Comment cela fonctionne-t-il concrètement ?
L’Espace autogéré est totalement indépendant, il refuse tous sponsors et toutes subventions. Les bénéfices des soirées et du bar sont directement réinvestis dans d’autres activités, des travaux ou donnés en solidarité à des projets militants. Il n’y a pas de porte-parole attitré(e) ou de permanent(e). Personne n’est salarié(e).
La plupart des décisions sont prises par consensus (pas de vote) en assemblée générale hebdomadaire, autogestion signifiant que chacun(e) participe à la plus ou moins bonne marche du lieu en prenant part aux décisions et à leur application. Pour plus de facilité, l’Espace autogéré se subdivise en divers groupes de travail, en fonction des affinités, des intérêts, des capacités, bien qu’une certaine rotation des tâches soit souhaitée et encouragée, notamment par des échanges de savoir pour les travaux nécessitant des connaissances techniques.
En plus des activités fixes intra-muros (concerts, bouffes, infokiosk), des manifestations sont ponctuellement organisées en ville (Street Party anticapitaliste, Critical Mass pour des transports en commun gratuits, piquets anti-répression, etc.), et parfois aussi des mobilisations plus larges (par exemple dans le cadre des luttes anti-mondialisation).
Bien que souvent réduit à des catégories simplistes (squatters, jeunes, punks, etc.), l’Espace autogéré regroupe de près ou de loin des personnes d’horizons et d’âges divers. Il fonctionne en réseau avec les milieux libertaires, féministes, antifascistes, écologistes, les associations de chômeuses(eurs) ou de sans-papiers, etc. Tantôt ce sont des soirées, des débats ou des campagnes communes qui sont organisés, tantôt les locaux sont simplement mis à disposition d’autres groupes ou associations. Selon les besoins, des coordinations locales, nationales ou internationales sont mises en place.

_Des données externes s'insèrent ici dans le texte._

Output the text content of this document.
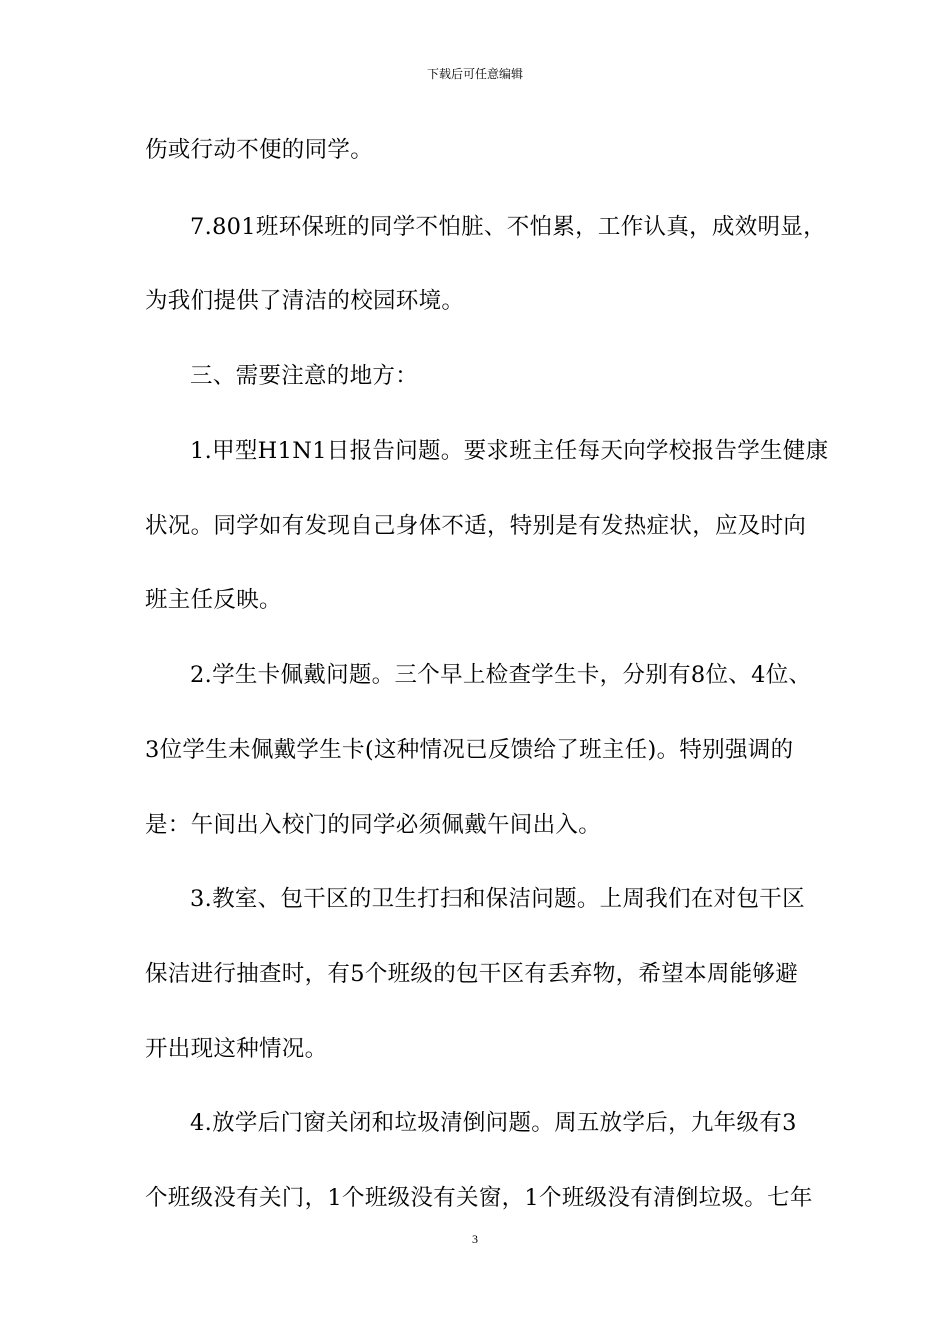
下载后可任意编辑
伤或行动不便的同学。
7.801班环保班的同学不怕脏、不怕累，工作认真，成效明显，
为我们提供了清洁的校园环境。
三、需要注意的地方：
1.甲型H1N1日报告问题。要求班主任每天向学校报告学生健康
状况。同学如有发现自己身体不适，特别是有发热症状，应及时向
班主任反映。
2.学生卡佩戴问题。三个早上检查学生卡，分别有8位、4位、
3位学生未佩戴学生卡(这种情况已反馈给了班主任)。特别强调的
是：午间出入校门的同学必须佩戴午间出入。
3.教室、包干区的卫生打扫和保洁问题。上周我们在对包干区
保洁进行抽查时，有5个班级的包干区有丢弃物，希望本周能够避
开出现这种情况。
4.放学后门窗关闭和垃圾清倒问题。周五放学后，九年级有3
个班级没有关门，1个班级没有关窗，1个班级没有清倒垃圾。七年
3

Si on ajoute à cela divers groupes satellites comme le GAR (groupe anti-répression), le T’Okup (feuille mensuelle d’informations et d’agitation), ainsi que les ateliers et l’habitation qui ont dû trouver de nouveaux sites depuis la dernière évacuation d’un lieu qui était beaucoup plus grand, on comprend aisément que les frontières de l’Espace autogéré sont assez floues. D’autant plus que le champ d’action et d’intérêt est quasiment illimité : cela va de la construction d’installations solaires en matériaux de récupération à des manifs antifascistes, en passant par la cuisine, la remise en question des rapports de genres, la sonorisation de concerts, les débats, la lecture, un poulailler, Internet, des publications, le logement et la vie communautaire, etc. Bref, ce n’est pas une organisation, mais chacun(e) apporte sa contribution à un ensemble finalement assez organisé, bien que fluctuant et parfois un peu désordonné.
Certain(e)s y sont actifs et actives dès le début, d’autres y participent de manière plus ponctuelle ou sélective, à des degrés divers selon les périodes, les disponibilité et la motivation, et ça ne marche généralement pas plus mal que les Organisations fières de leur grand O.
Théorie et pratique : la vie en rose ?
L’existence de l’Espace autogéré a permis de montrer qu’une autre vie est possible, y compris ici et maintenant. Elle a a permis d’avoir gratuitement des locaux à disposition pour se rencontrer, discuter, organiser des activités ou mobiliser pour des luttes (par exemple récemment contre le WEF à Davos). Tout ça sans cheffaillon et sans hiérarchie, mais également sans personne qui fasse les choses à votre place, d’où la nécessité d’une certaine forme d’organisation, toutes et tous n’étaient pas acquis(es) à la cause des réunions dès le début et certain(e)s ont dû déchanter au sujet de la spontanéité des masses. Par contre, les difficultés classiques que rencontrent ce genre de projets n’ont pas fait défaut non plus : épuisement, monopolisation de l’AG par des problèmes de gestion, impression de se transformer en club pour consommateurs(trices) amorphes, influence des personnes les plus charismatiques, difficulté d’avoir des discussions de fond poussées et collectives, peine à intégrer de nouvelles personnes plus jeunes, répression, légèreté dans les tâches administratives, impression de vase clos, etc.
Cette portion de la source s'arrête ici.